About the search for Java Man or homo erectus a possible early ancestor of man and link to the apes, reaction of the community to the discovery.


JAVA MAN (Homo erectus erectus)

The search for Java Man was, according to one anthropologist, "the greatest story of serene confidence I have ever heard." The hero of that story was Eugene Dubois, who, at the age of 19, decided that Charles Darwin was right and that he (Dubois) would find the evidence to prove it. At the time, controversy was raging over finds in Europe of the remains of Neanderthal Man, modern man's most recent ancestor, but Dubois wanted to discover a more apelike creature. The places in which it would be most logical to look, he thought, would be those where modern apes still lived and where ancient glaciers (which disturb sites) had not reached. His first choice was Africa, but he knew it would be difficult for him to get there, so he chose the next-best bet--the East Indies. At college, he studied medicine, specializing in natural history and anatomy, then he became a lecturer in anatomy at the University of Amsterdam.

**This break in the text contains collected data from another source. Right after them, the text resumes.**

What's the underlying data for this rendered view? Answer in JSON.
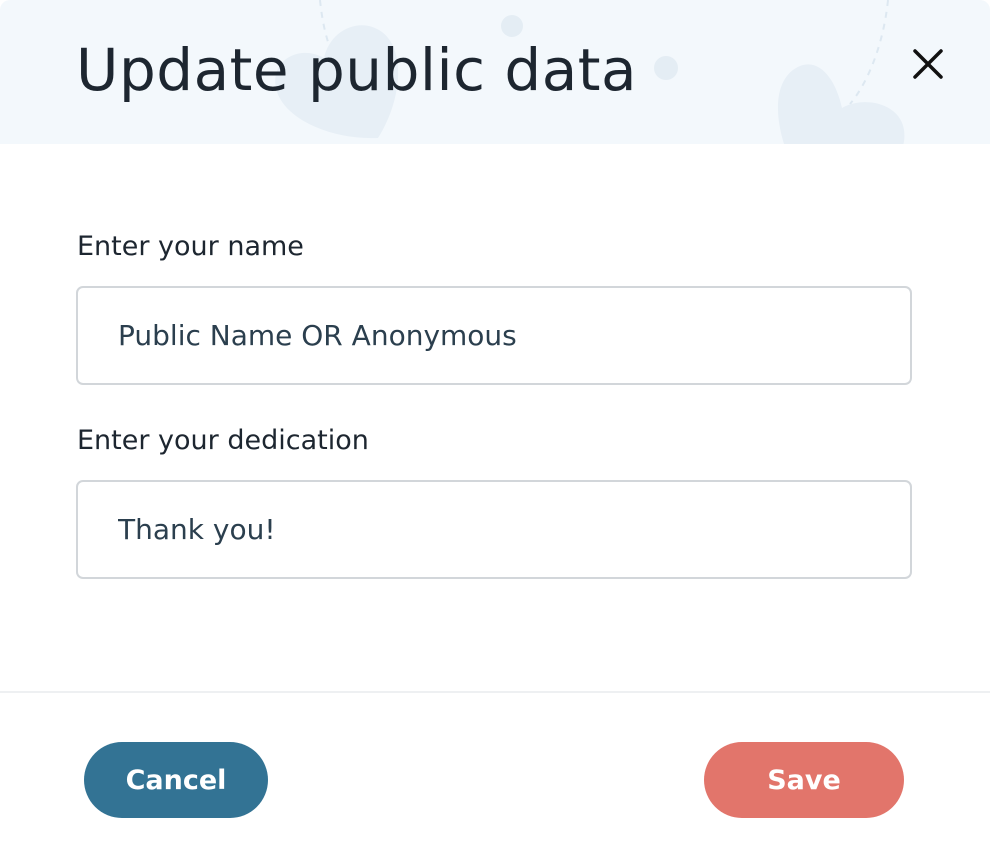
{
  "dialog": {
    "title": "Update public data",
    "close_icon": "close-icon"
  },
  "form": {
    "name_label": "Enter your name",
    "name_value": "Public Name OR Anonymous",
    "dedication_label": "Enter your dedication",
    "dedication_value": "Thank you!"
  },
  "footer": {
    "cancel_label": "Cancel",
    "save_label": "Save"
  },
  "colors": {
    "header_background": "#f3f8fc",
    "cancel_button": "#337394",
    "save_button": "#e2756b",
    "text": "#1d2630",
    "input_border": "#d2d6da"
  }
}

Finally he was able to wangle an appointment as surgeon in the Royal Dutch Army, which got him to Sumatra, where he spent his free time searching for fossil bones in limestone caves and fossil-rich streambeds. (Once he got stuck in the entrance to a tiger's den.) He found nothing of significance. When he heard that fossilized human bones had been found on a nearby island, he doggedly pestered army officials with his requests to investigate those bones so that the Dutch government would have a record of extinct animals and humans native to its territories. The Dutch government didn't seem to care too much about such a record, but Dubois, who was becoming annoying, was transferred to Wadjak, on the south coast of Java. The bones that had been found were too recent to be of much interest, but he began searching for more ancient ones.

In 1891, with the help of convict laborers assigned to him by the government, which was beginning to see he was on to something, he found a fossil skullcap in the gravel of the Solo River near the village of Trinil. Several months later, he found part of a jaw with one molar, a braincase, and a thighbone. Assuming that all the skeletal pieces were from the same time period, Dubois called his find Pithecanthropus erectus ("standing ape-man") and announced it to the scientific world.

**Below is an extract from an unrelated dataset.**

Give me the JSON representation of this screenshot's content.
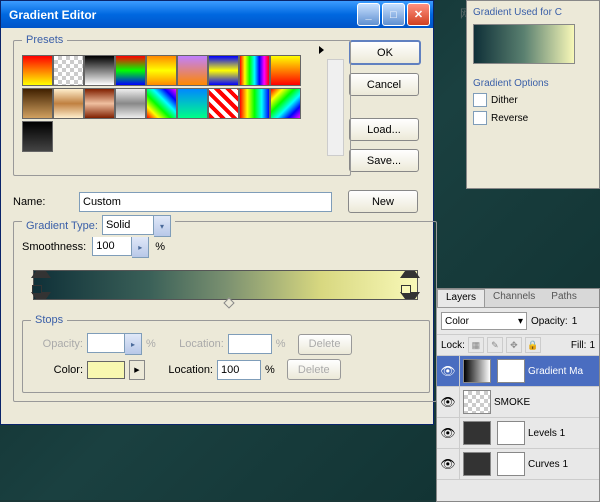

With only a few exceptions, scientists were skeptical. Their estimates of what Java Man really was ranged from a giant gibbon to a modern microcephalic idiot. The clergy were even less impressed. Java Man did not make a very attractive Adam; he had a low, primitive forehead and a huge beetle brow on top of a startlingly modern body. It was a difficult idea to swallow--the head of a brute on the body of a man; the opposite idea would have been easier to take.

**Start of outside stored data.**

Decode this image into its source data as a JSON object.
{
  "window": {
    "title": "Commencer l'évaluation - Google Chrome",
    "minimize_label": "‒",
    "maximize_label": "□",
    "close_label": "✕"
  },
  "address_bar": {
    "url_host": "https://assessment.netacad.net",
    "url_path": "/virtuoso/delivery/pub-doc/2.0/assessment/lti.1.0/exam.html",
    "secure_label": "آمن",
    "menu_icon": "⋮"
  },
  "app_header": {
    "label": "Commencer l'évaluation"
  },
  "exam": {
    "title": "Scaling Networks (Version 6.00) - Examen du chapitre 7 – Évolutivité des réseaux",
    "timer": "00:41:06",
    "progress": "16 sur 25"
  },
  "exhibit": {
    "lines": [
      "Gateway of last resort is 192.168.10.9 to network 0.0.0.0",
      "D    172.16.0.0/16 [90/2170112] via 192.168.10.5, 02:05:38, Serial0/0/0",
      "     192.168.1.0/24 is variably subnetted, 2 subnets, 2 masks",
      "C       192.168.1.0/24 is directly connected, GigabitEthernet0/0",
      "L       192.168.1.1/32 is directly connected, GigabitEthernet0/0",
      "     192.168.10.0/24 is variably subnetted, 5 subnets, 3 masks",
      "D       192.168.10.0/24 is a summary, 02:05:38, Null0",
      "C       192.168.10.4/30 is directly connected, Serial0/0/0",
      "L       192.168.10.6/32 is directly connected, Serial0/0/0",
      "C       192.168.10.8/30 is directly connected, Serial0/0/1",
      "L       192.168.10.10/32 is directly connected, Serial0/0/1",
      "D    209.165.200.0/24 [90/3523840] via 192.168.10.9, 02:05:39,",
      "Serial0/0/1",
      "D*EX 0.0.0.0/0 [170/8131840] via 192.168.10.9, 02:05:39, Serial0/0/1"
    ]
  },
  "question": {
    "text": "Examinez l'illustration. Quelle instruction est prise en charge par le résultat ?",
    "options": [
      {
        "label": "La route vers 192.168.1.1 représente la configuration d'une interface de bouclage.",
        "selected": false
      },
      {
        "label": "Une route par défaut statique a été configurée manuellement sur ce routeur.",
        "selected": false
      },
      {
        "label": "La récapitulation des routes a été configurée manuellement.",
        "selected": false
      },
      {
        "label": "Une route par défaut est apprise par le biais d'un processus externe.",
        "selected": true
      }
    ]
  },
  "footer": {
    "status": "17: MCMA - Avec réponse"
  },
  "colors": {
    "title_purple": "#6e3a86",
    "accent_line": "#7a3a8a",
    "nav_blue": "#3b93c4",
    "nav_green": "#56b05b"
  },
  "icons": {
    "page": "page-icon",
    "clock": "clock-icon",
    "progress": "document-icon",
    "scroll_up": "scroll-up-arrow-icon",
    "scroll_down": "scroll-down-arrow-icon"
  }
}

Dubois went off to Europe, carrying Pithecanthropus in a suitcase. It is said that one evening in Paris, he inadvertently left the suitcase behind in a restaurant. Halfway down the street, he realized what he had done and said to a fellow anthropologist, "Where is Pithecanthropus? I've left him in the restaurant!" He ran back, found his suitcase, and made sure his ancient protege was still there. His friend told him he should keep the bones under his pillow.